AU: In our work, we want to propose a pipeline to select molecules that can interplay in a regulatory circuitry, for further investigation. We applied the algorithm CiriQuant to our dataset to identify, among others, lncRNAs that could have an additional feature compatible with competing endogenous RNA behavior. We also interrogated available webtools, as LNCBase and RNA22, to identify putative interactions between selected lncRNAs and miRNAs. In particular for lncTNK2-2:1 we found two binding sites for miR-21-3p and two for miR-22-3p, as reported in Fig 4c. GMDS-AS1 was compatible with circRNA structure but it lacked evidence of correlation with the stabilization of p53 or ATM targets and of miRNA binding sites in common with the selected targets. For such reason we focused on lncTNK2:2-1 for further investigation.

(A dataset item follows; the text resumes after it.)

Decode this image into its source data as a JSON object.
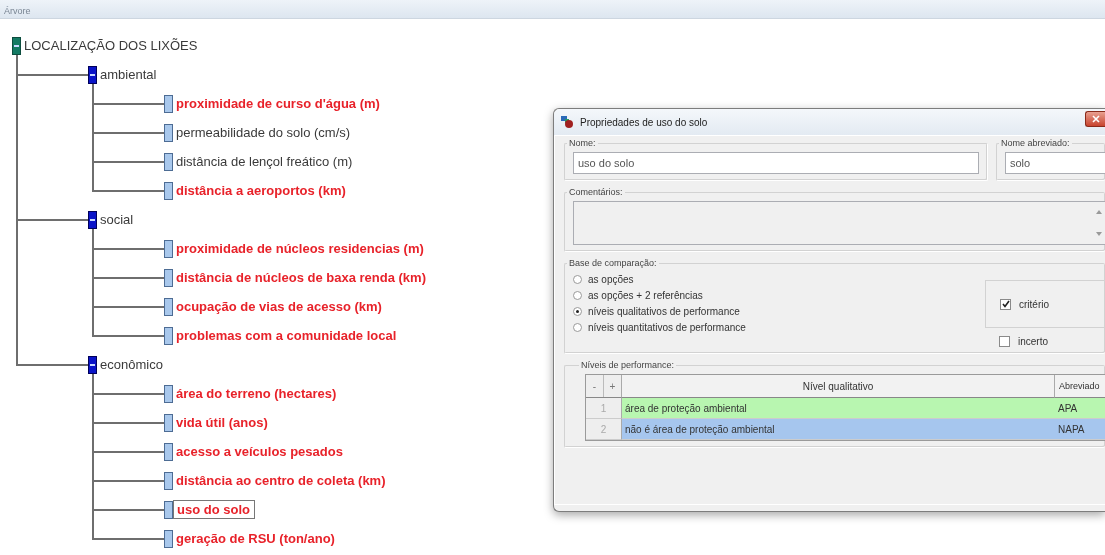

In this revised version of the manuscript, we provided an experimental evidence of lncTNK2-2:1 capability to affect the level of free miR-21-3p and consequent p53 stability. Even if interesting, it was not our priority, here, the experimental validation of lncTNK2-2:1 circularization. By CiriQuant we identified a back-splicing  event involving lncTNK2-2:1 along with other transcripts belonging to a transcriptionally complex region containing several pseudogenes, lncRNAs and antisense RNAs between TNK2 and TFRC genes in chr3: 195906294-196077122. Unfortunately, the algorithm failed to properly reconstruct the circRNA and we cannot provide more details about its structure, a part of the presence of a statistical significant back-splicing event in the comparison between DMSO and bimiralisib treated samples, involving lncTNK2-2:1

 

6. Minor: there are a number of places where grammar needs improvement.

 

AU: We apologize for this. We revised grammar in the manuscript.

Round 2

Reviewer 3 Report

The authors have carried out additional experimental work and have generally responded well to my previous concerns.